Ryan Clanton provides Oregon's motor on the offensive line

Listen to redshirt senior Ryan Clanton talk about his truck, and you’ll know that the motor of Oregon’s offensive line loves motors.

The self-described redneck from Bakersfield, Calif., is constantly tuning up his 2007 Toyota Tundra, adding modifications to make it more his own.

“I got it lifted three inches in the front, one inch in the back,” Clanton said. “I put Nitto Trail Grappler tires on it, 35-inch deep monster rims, the whole sound system on the inside, two 12s, and I have a cold-air intake coming in tomorrow. I’m working on getting maybe a PA system in there so I can get people’s attention.”

At 6-foot-5 and 305 pounds, Clanton’s drawn plenty of that in his first full year as a starter for the Ducks. Tattoos cover his arms — inside his biceps are tributes to his mother, father and two sisters. On the outside of his right runs a massive cross surrounded by “Strength” in cursive. On the other side flies a tribal eagle with another cross inside. When he squints in the sun, he’s a menacing force, blond crew cut and all.

This year he’s been the rock in a unit that leads the seventh-most potent rushing attack in the country, despite losing its most valuable member, Carson York, to a broken kneecap earlier this month. But Clanton says losing the senior captain on the field gave the unit one more voice on the sidelines.

“He’s a coach, he’s a leader,” Clanton says. “Before (York) went down, I would come to him, and if he was hurting and couldn’t do a drill, I would get out of the drill and go straight to Carson: ‘How’d that look? Was my footwork good?'”

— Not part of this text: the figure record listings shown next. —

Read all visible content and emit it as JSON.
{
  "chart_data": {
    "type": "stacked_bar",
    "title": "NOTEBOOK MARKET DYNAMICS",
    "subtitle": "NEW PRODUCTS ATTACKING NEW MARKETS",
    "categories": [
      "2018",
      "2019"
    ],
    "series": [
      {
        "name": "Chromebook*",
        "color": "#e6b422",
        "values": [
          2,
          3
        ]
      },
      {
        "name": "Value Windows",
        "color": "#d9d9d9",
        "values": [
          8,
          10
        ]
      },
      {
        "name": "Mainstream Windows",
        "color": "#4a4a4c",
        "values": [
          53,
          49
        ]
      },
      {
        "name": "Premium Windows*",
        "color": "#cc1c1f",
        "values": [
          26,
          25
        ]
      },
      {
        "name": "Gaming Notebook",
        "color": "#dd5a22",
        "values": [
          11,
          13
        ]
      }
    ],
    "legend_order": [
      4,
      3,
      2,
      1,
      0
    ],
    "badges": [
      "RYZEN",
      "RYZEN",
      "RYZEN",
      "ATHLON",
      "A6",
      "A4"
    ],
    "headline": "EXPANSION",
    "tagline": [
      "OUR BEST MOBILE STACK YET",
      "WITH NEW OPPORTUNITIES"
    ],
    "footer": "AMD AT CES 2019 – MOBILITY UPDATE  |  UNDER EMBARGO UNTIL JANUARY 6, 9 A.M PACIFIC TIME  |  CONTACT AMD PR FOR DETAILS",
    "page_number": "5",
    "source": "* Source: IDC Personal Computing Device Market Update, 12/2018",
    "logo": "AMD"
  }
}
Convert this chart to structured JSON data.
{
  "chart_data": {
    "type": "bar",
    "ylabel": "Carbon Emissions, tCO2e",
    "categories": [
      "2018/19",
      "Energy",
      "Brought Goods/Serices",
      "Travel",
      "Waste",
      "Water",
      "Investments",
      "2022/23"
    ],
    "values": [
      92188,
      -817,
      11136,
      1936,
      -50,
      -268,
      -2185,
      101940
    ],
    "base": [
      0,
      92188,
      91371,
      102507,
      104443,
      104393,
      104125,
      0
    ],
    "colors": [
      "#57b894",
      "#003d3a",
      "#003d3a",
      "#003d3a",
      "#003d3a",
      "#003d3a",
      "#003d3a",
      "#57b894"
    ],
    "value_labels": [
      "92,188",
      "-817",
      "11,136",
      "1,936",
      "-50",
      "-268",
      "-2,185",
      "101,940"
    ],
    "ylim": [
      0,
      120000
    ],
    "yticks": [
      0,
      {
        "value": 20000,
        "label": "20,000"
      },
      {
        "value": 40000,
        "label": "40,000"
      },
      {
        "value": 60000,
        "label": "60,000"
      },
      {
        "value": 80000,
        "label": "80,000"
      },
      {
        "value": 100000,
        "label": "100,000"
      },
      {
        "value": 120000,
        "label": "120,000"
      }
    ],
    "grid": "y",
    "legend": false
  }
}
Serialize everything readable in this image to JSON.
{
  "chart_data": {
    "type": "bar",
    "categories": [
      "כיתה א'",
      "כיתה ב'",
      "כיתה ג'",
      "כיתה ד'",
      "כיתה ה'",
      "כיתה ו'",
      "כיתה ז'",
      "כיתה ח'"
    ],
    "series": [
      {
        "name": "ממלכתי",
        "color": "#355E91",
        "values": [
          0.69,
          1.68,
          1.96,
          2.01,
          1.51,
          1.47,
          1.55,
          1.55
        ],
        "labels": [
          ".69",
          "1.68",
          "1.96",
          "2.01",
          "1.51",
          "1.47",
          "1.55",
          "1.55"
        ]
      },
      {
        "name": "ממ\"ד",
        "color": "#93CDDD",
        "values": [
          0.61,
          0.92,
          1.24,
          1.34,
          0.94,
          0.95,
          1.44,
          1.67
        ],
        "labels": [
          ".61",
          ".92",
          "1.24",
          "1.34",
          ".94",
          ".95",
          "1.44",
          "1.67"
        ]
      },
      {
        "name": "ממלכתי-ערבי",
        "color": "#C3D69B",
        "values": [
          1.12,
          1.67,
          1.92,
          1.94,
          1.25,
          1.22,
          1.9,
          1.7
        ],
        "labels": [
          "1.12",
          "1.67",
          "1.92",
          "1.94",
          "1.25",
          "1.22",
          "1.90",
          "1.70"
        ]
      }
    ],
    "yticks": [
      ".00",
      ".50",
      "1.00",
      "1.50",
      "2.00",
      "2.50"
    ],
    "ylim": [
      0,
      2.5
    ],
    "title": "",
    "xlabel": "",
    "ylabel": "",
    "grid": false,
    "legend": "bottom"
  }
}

While Clanton said he is still working on some of that execution, he claims he’s come a long way since transferring from junior college in San Francisco in 2010. Clanton arrived in Eugene labeled as the No. 7 JuCo offensive tackle in the country, a four-star Rivals recruit accustomed to compensating for technique with his sheer strength if necessary. The Ducks’ offense was a lot to swallow.

“My redshirt year here, I was totally confused. I didn’t know right from left,” Clanton admits. “This year, I finally just sat down in the offseason, and now I feel like I know everything about the playbook.”

More demanding than knowing the plays is running them at Oregon’s nano-second tempo. It can put a burden on the men in the trenches on both sides of the ball. While Clanton credits head coach Chip Kelly and offensive line coach Steve Greatwood for the O-line’s thorough conditioning, he’s heard horror stories from opposing players just trying to keep up with his offense.

“Guys talk about throwing up on themselves,” Clanton said, specifically remembering a game against Tennessee during his redshirt year. “That’s just kind of common, and it’s not like everyone’s not tired — everyone’s tired, we just know how to push through.”

As one of York’s favorite quotes — a Chip Kelly platitude — goes, “you don’t rise to the occasion, you sink to your preparation.” Clanton agrees that at the speed the Ducks play, it can be tough to keep up with everything going on. He’s leaned more on his experience this year to not miss a beat.

“It’s kind of a blur,” he said. “Once you really understand what you’re doing, you can almost get a panoramic view of the defense and know what you’re supposed to do.”

Oregon’s success between the tackles and on the ground is far from new. Greatwood’s squads have paved the way for six consecutive rushing titles and truckloads of praise for both the ball carriers and Greatwood himself. After graduating from the University in 1980, the Eugene native had stints in the NFL as a player with the San Francisco 49ers and as a coach with the St. Louis Rams. Clanton, as many of his players do, appreciates Greatwood for his tell-it-like-it-is attitude.

“Show respect and he shows respect back,” Clanton says. “You don’t want a guy who sugarcoats anything; you need criticism, and he’ll give it to you.”

In 21 years of coaching the line at Oregon, Greatwood has seen a lot of big guys come through the program — guys with NFL success like Max Unger. He calls Clanton “one of the strongest I’ve seen.”
“Ryan’s kind of my truck inside,” Greatwood said. “He doesn’t have the big chrome wheels; he’s kind of a farm truck rather than a show truck.”

Clanton takes his coach’s words as a compliment.

“I think that’s about how it is. They always say, ‘I might be ugly, but my truck is good-looking,’ so that’s my deal,” Clanton says. “I got a nice-lookin’ truck, he can have his nice show truck. I look behind me, I see Kenjon, all haircut. I got a big beard and tattoos. I feel like the purpose of a farm truck is to get work done, so that’s a great analogy.”

With tough conference matchups on the horizon including a much-hyped showdown with USC in Los Angeles, the Ducks hope that truck doesn’t run out of gas.